In 1886, Davis wrote a commentary ridiculing a claim that the application of electricity could convert an ectopic (tubal) pregnancy into a normal intrauterine pregnancy.14 In a different, fanciful note, he suggested that the application of electricity to the throat might be used to treat patients with globus hystericus, a known psychogenic malady that produces the sensation of a lump in the throat.15,16

It has been suggested that Osler’s use of the name “Edgerton” came from Egerton Ryerson, the founder of the Ontario school system, and “Davis” from Nathan Smith Davis, the founder of the American Medical Association.17 Egerton Y. Davis “died” in 1884 in the Lachine Rapids in the St. Lawrence River, Quebec, Canada.18 Osler never admitted that Davis did not exist.19

 

References

  1. William Osler. “The reserves of life,” St. Mary’s Hospital Gazette, 13, 1907.
  2. Howard Herrell. “Penis captivus and the cult of personality in medicine,” howardisms, July 31, 2016. https://howardisms.com/evidence-based-medicine/penis-captivus-and-the-cult-of-personality-in-medicine/.
  3. Sherwin Nuland.

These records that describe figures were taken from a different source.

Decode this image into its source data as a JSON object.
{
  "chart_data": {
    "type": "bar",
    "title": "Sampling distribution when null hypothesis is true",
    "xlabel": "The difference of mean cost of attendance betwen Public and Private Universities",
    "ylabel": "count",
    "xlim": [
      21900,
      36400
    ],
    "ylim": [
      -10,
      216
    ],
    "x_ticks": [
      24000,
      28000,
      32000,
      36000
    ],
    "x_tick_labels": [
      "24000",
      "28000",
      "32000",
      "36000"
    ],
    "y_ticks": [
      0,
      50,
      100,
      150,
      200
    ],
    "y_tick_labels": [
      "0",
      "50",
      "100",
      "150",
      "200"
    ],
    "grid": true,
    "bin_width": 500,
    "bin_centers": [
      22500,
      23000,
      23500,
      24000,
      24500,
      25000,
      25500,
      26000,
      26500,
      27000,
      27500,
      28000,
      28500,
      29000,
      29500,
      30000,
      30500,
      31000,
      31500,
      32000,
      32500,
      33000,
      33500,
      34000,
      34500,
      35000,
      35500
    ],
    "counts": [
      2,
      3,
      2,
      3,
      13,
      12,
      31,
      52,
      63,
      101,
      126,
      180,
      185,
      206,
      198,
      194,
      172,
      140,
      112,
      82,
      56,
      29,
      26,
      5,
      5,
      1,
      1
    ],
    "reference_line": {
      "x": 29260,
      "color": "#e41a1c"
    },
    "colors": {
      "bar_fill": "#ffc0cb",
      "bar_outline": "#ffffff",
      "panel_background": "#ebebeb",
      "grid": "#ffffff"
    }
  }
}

Doctors: The Illustrated History of Medical Pioneers, New York: Black Dog and Leventhal Publishers, 1988.
  4. George Burden. “Who was Egerton Yorrick Davis?” Life as a Human, October 10, 2012. https://lifeasahuman.com/2012/humor/who-was-egerton-yorrick-davis/.
  5. Nuland, Doctors.
  6. Burden, “Who was.”
  7. Michael Bliss. William Osler: A Life in Medicine, New York: Oxford University Press, 1999.
  8. “Human placentophagy.” Wikipedia.
  9. Howard Herrell. “No, you shouldn’t eat your placenta,” howardisms, September 14, 2018. https://howardisms.com/obgyn/no-you-shouldnt-eat-your-placenta/.
  10. Egerton Davis. “Vaginismus,” Philadelphia Medical News, December 13, 1884.
  11. Chris Nickson. “Egerton Y. Davis,” Life in the Fastlane, September 14, 2019. https://litfl.com/egerton-y-davis/.
  12. Robert Taylor. White Coat Tales, New York: Springer Science Business Media, 2008.
  13. “Dr. Egerton Yorrick Davis,” Museum of Hoaxes. http://hoaxes.org/archive/permalink/dr._egerton_yorrick_davis.
  14. Bliss, William Osler.
  15. Bliss, William Osler.
  16. Burden, “Who was.”
  17. Burden, “Who was.”
  18. Nickson, “Egerton Y. Davis.”
  19. Herrell, “Penis captivus.”

 


 

HOWARD FISCHER, M.D., was a professor of pediatrics at Wayne State University School of Medicine, Detroit, Michigan.